Les affaires de biens mal acquis ont été lancées en France en 2007 lorsque trois associations déposent des plaintes visant des chefs d'État africains et certains proches accusés d'avoir acquis en France un patrimoine considérable avec de l'argent public détourné de leurs pays. Ici, Teodorin Obiang, fils du président de la Guinée équatoriale condamné fin 2019.

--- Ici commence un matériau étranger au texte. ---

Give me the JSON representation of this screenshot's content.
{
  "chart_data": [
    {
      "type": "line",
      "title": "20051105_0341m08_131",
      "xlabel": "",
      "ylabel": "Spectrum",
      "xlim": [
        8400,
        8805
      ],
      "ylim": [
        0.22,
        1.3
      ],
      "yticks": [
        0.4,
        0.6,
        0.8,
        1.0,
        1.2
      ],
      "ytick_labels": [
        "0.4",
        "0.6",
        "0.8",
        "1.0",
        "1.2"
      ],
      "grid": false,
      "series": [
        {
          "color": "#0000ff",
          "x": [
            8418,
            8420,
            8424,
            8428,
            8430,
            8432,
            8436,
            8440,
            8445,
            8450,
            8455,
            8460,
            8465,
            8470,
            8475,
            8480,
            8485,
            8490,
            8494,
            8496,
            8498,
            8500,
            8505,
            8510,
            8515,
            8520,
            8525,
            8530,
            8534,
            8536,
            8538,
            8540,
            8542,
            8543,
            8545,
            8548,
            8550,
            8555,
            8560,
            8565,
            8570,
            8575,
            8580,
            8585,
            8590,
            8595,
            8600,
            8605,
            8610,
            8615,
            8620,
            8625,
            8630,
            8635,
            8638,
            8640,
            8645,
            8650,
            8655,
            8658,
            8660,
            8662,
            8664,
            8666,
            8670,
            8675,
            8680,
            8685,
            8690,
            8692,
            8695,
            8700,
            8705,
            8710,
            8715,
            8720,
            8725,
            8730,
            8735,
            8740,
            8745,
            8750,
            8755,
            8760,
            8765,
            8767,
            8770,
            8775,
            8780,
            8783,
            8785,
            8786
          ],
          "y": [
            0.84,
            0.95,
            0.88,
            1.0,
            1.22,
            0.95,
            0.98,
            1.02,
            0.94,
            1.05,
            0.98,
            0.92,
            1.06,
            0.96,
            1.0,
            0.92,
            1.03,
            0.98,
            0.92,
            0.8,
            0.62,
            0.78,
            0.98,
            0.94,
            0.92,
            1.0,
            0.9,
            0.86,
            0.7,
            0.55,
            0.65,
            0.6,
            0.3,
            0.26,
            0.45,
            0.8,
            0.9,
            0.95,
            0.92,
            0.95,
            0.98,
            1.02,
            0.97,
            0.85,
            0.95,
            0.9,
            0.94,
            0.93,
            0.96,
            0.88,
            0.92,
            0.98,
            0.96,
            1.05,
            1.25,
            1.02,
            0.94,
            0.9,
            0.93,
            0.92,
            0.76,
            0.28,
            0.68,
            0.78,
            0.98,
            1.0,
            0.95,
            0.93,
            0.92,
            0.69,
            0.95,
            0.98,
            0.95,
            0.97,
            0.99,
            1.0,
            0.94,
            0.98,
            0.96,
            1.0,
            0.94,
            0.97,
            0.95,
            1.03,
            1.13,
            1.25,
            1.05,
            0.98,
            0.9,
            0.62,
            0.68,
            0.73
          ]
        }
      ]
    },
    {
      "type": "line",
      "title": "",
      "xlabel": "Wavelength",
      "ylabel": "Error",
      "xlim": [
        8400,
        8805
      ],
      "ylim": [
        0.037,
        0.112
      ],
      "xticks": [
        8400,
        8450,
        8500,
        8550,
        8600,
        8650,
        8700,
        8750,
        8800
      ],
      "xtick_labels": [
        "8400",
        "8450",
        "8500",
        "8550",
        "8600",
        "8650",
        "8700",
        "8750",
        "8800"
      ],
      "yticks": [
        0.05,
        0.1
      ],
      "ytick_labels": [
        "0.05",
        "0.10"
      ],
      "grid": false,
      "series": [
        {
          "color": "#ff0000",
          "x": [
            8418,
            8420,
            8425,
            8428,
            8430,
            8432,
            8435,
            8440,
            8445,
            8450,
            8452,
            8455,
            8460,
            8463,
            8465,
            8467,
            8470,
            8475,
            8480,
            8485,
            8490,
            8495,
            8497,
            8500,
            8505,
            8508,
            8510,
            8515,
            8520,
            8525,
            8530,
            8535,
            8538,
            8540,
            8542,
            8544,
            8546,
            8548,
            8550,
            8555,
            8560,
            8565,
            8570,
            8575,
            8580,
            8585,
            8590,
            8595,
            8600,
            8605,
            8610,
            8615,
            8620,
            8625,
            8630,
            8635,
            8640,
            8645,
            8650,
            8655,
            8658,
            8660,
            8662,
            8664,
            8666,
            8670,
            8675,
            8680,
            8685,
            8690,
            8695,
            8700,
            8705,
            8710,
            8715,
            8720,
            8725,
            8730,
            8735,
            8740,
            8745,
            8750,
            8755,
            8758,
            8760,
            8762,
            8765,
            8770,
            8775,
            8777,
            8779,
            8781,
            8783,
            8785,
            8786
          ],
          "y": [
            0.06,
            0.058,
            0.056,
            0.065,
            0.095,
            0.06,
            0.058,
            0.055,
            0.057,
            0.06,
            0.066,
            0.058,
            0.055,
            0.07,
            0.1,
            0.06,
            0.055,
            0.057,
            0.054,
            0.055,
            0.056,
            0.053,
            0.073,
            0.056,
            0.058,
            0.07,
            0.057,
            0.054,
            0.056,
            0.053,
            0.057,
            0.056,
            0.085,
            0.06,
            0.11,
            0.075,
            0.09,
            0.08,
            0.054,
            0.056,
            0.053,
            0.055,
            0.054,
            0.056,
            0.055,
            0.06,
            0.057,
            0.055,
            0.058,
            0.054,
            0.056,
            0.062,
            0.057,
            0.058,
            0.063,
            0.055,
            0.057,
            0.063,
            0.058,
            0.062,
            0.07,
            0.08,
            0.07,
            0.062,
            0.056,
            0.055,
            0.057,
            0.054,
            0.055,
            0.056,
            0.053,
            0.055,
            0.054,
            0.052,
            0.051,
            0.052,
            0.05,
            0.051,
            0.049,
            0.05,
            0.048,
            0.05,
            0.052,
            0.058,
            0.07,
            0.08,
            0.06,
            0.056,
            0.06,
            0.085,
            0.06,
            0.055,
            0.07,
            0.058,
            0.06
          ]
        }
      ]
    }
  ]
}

Après la condamnation en février 2020 de Teodorin Obiang Nguema, fils du président de la Guinée équatoriale, à trois ans de prison avec sursis, 30 millions d'euros d'amende et des confiscations, la question de la restitution des avoirs confisqués en France dans le cadre des affaires de « biens mal acquis » est devenue un enjeu majeur. En effet, faut-il le rappeler, Teodorin Obiang Nguema était accusé de s'être constitué un patrimoine mobilier et immobilier de plusieurs millions d'euros en France. Le tribunal correctionnel qui a prononcé la condamnation avait souligné qu'il serait « moralement injustifié pour l'État prononçant la confiscation de bénéficier de celle-ci sans égard aux conséquences de l'infraction ». Faute de mécanisme de restitution, en l'état actuel, le droit français ne permet pas de restituer les fonds issus de la ­confiscation des biens mal ­acquis, ils sont rattachés directement en recettes au budget général de l'État français.